▎ 摘　　要

The combination of titanium oxide (TiO2) and graphene provides an opportunity to develop novel functional materials for many applications. Recent reports on the electrochemical reduction of colloidal solutions of graphene oxide onto TiO2 have opened the route for interesting electrode architectures. To optimize these electrodes, it is important to understand the role of the electronic and chemical properties of TiO2 in the conversion of graphene oxide (GO) into graphene.
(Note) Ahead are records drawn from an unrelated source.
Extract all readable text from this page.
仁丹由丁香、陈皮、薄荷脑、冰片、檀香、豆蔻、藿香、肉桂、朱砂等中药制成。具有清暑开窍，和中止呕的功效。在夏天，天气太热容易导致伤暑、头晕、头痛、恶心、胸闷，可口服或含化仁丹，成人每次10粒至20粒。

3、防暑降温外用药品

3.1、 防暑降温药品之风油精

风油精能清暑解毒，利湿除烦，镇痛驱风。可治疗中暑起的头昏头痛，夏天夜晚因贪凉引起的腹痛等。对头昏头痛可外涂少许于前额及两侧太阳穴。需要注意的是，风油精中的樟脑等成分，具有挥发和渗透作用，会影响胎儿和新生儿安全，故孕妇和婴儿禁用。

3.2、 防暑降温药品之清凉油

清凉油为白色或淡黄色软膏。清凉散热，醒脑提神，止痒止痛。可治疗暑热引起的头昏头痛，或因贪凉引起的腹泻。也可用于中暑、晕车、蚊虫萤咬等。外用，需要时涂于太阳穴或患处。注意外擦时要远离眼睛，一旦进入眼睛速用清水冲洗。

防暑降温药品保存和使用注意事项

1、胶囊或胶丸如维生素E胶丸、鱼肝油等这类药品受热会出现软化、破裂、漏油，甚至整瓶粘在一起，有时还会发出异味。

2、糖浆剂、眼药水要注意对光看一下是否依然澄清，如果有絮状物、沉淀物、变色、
In this work, we study the effect of the interfacial properties of the bilayer system on the electrochemical reduction of GO. Anodized titanium oxide with dissimilar surface properties was obtained by varying the composition of the anodizing bath and by controlling the crystallinity through thermal treatments. Differences on the yield and nature of oxygenated functional groups and graphene domains after electrochemical reduction suggest that surface chemistry and crystallinity of the oxide determine the bonding with GO and that this is favored through the epoxide and hydroxyl groups in nearly stoichiometric and crystalline TiO2 surfaces, whereas hydroxyl groups are dominant in oxide films with abundance of amorphous phase. The synthesis of TiO2 using sulfuric acid promotes higher oxide crystallinity that facilitates the reduction of oxygenated groups in GO, whereas phosphoric acid seems better suited for inducing the formation of graphene domains, indicating the removal of oxygen functionalities attached to GO basal plane. These findings are relevant to the tailoring of bilayer electrodes of TiO2-GO for energy and environmental applications.